A kitchen sink is almost indistinguishable from a sandbox, right?
... right?
Added an example here:
https://johnny.chadda.se/zellij-stop-hook/
I had about a dozen different terminal windows, each one with multiple tabs, which was becoming a mess to manage; multiple agents and harnesses running that I could only inspect by remote access/VNC away from home.
With this, I can keep things more organized (project workspaces, tabs), because it's backed by a persistent process, I can ssh into the machine, with tailscale, run herdr and see all active sessions, do some debugging and one-off prompts.

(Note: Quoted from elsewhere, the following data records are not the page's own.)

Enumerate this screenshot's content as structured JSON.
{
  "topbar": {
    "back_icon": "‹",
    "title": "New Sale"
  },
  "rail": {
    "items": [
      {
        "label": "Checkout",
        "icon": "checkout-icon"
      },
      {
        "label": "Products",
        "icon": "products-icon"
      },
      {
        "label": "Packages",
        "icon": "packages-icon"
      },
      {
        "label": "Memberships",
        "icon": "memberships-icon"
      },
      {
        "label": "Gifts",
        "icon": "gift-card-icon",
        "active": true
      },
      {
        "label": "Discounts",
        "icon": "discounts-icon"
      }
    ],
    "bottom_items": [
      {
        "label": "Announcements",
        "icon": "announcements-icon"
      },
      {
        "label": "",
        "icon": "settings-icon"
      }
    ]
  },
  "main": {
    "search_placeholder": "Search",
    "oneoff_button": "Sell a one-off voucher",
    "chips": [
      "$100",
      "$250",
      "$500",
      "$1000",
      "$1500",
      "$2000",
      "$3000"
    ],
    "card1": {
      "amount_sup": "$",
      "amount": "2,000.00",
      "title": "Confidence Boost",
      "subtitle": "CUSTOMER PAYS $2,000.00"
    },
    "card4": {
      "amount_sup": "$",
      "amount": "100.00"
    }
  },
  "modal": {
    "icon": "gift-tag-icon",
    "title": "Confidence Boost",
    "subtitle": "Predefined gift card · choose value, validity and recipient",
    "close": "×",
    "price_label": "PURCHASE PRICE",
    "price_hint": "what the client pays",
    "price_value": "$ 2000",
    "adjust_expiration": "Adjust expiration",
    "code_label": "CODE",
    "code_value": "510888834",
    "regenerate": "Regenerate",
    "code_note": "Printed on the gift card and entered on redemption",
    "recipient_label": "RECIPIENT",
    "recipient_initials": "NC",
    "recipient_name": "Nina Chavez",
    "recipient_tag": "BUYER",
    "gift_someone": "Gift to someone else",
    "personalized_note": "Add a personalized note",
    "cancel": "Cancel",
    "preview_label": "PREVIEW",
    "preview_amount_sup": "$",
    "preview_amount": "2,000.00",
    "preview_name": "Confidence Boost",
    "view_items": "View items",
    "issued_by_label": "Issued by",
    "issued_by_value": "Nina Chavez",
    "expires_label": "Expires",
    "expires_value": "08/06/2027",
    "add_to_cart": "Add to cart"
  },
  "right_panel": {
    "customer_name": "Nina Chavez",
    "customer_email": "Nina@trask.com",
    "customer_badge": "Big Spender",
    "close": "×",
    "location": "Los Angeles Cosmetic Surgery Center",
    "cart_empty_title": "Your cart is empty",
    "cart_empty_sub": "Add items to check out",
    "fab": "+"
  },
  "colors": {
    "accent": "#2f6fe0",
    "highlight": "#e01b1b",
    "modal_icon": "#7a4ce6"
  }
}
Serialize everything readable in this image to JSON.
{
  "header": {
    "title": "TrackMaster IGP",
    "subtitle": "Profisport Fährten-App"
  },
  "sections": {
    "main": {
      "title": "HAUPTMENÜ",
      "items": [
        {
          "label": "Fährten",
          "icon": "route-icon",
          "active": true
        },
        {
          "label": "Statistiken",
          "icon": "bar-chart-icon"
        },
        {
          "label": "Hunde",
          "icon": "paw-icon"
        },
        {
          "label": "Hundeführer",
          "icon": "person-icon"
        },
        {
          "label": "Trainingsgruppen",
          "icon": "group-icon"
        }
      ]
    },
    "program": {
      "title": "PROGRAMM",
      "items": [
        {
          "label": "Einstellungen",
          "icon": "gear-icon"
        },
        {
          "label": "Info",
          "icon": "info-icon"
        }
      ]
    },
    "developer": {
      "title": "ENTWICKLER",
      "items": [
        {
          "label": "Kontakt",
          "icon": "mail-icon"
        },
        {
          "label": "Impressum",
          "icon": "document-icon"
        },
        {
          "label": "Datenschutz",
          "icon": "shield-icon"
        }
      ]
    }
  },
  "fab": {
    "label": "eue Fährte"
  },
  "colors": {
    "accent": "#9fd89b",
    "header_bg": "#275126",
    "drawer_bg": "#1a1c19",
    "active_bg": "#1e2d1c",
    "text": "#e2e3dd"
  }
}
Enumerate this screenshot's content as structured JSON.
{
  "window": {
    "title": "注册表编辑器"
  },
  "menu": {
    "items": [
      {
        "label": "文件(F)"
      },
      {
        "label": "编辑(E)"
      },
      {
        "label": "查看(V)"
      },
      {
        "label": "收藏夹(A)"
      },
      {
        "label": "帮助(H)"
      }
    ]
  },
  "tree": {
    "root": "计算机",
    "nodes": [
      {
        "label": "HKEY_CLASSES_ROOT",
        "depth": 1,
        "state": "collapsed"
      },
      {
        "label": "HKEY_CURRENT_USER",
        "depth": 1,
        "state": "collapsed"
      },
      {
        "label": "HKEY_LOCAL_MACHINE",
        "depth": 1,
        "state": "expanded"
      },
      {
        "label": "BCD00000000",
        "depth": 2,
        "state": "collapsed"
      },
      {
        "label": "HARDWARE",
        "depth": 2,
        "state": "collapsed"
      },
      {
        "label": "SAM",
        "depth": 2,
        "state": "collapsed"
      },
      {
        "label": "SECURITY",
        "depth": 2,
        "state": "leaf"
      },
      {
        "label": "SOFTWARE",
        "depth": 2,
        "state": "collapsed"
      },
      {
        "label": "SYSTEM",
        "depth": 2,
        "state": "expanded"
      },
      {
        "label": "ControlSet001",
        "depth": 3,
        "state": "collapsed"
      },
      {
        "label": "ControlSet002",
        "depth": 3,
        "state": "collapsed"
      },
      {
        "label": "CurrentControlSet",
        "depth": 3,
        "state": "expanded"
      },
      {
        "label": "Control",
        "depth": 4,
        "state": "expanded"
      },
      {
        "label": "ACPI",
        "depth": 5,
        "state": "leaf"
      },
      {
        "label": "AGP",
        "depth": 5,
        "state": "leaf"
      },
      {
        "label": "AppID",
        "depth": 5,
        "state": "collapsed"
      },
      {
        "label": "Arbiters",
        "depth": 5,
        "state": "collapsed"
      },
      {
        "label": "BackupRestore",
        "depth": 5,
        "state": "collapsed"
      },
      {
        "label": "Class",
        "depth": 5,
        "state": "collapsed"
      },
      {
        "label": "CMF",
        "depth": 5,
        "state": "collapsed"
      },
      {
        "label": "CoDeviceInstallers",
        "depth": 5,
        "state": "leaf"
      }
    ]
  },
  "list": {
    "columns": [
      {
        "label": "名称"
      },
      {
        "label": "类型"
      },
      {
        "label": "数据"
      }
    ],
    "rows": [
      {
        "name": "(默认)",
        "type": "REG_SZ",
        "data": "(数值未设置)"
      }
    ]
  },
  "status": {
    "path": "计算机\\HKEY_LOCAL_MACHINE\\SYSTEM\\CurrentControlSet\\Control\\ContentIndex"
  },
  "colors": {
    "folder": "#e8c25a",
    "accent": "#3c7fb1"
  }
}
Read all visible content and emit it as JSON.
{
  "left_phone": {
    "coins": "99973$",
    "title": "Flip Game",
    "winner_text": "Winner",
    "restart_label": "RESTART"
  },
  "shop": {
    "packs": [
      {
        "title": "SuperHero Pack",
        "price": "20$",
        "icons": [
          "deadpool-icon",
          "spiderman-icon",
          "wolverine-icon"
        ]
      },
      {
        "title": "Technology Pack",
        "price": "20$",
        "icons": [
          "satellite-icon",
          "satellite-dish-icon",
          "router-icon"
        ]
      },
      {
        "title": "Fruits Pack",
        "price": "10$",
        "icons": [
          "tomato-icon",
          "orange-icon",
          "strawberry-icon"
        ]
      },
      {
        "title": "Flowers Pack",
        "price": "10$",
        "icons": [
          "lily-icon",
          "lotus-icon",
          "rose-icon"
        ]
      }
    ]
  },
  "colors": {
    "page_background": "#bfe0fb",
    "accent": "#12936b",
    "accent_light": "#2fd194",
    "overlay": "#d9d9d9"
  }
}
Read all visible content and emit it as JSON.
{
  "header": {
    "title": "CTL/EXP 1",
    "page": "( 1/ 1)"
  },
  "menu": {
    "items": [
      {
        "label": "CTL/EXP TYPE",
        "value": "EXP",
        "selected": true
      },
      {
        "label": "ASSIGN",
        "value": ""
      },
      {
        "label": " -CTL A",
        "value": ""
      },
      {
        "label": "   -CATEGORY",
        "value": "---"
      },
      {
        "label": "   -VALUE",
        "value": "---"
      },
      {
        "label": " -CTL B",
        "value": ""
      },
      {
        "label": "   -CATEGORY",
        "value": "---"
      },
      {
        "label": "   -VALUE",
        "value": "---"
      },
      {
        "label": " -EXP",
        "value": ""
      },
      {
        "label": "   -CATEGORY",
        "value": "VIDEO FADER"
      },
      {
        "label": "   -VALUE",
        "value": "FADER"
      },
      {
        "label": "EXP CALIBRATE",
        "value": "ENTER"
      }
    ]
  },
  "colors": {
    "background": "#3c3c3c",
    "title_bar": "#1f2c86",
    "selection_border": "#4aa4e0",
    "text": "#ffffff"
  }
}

Even better, I can do that from my phone and iPad using Prompt/Termius. It gives me the best part of 'xxclaw' harnesses with none of the complexity.
Maybe very early on a greenfield project you only have one known issue (the next feature you're building), but other than that seems like short-changing yourself.
The terminal agent threads allow me to run in multiple projects. They always run in a project scoped tmux session so they are always on.
And of course Zed does remote via ssh so the agents can run without me needing to keep my laptop on.
Is there any information from Herdr about what each agent is up to beyond the output? Or does it just concentrate on orchestration for the time being?
I am going to give them a try side by side!
Ctrl+B is so hardwired in my fingers for scrolling back one screen that there's no way I'm remapping that one in vim itself. So then you have to remap that in your terminal multiplexer, while at the same time there's a bunch of people saying never change the leader key...
Curious what vim users especially do about this?
Give it a month and whatever you remapped will be "hardwired" too.
In any case, no reason to keep Ctrl-B in tmux either, you can remap that just as well.
Some are OS X only.
Some will not work well with VMs/isolated agents.
Currently using emdash, which is going in a great direction but somewhat new and buggy still.
https://github.com/ferrislucas/Circus-Chief
Full disclosure: it’s my project
I don’t believe any current harness offers this level of organization and running bare shell sessions inside.
https://github.com/elij/macher-agent
it seems to support running a remote herdr over SSH but unclear if it can add remote agents (each agent has its own sandbox where its installed and you first SSH into it and then start the agent there)
I usually have one local clause orchestrating multiple remote Claude in different tmux . And then another orchester and remote vm worker sin tmux for another repo etc...
It gets a bit hard to keep the overview but I don't want to give up my parallelism, your too might help
The poling requires tmux (not screen nor dtach, as far as I could find). And, silence for N seconds is just that, the poll doesn't know if that really means waiting for input or something else. With agents (like claude) that have a throbber/spinner going while "thinking", silence is a good indicator.
Kitty terminal can be polled for current text and then see if that has changed in N seconds. This would allow not having to depend on tmux which may be preferable to some kitty users. Generally, using tmux always surfaces some annoying problems for me.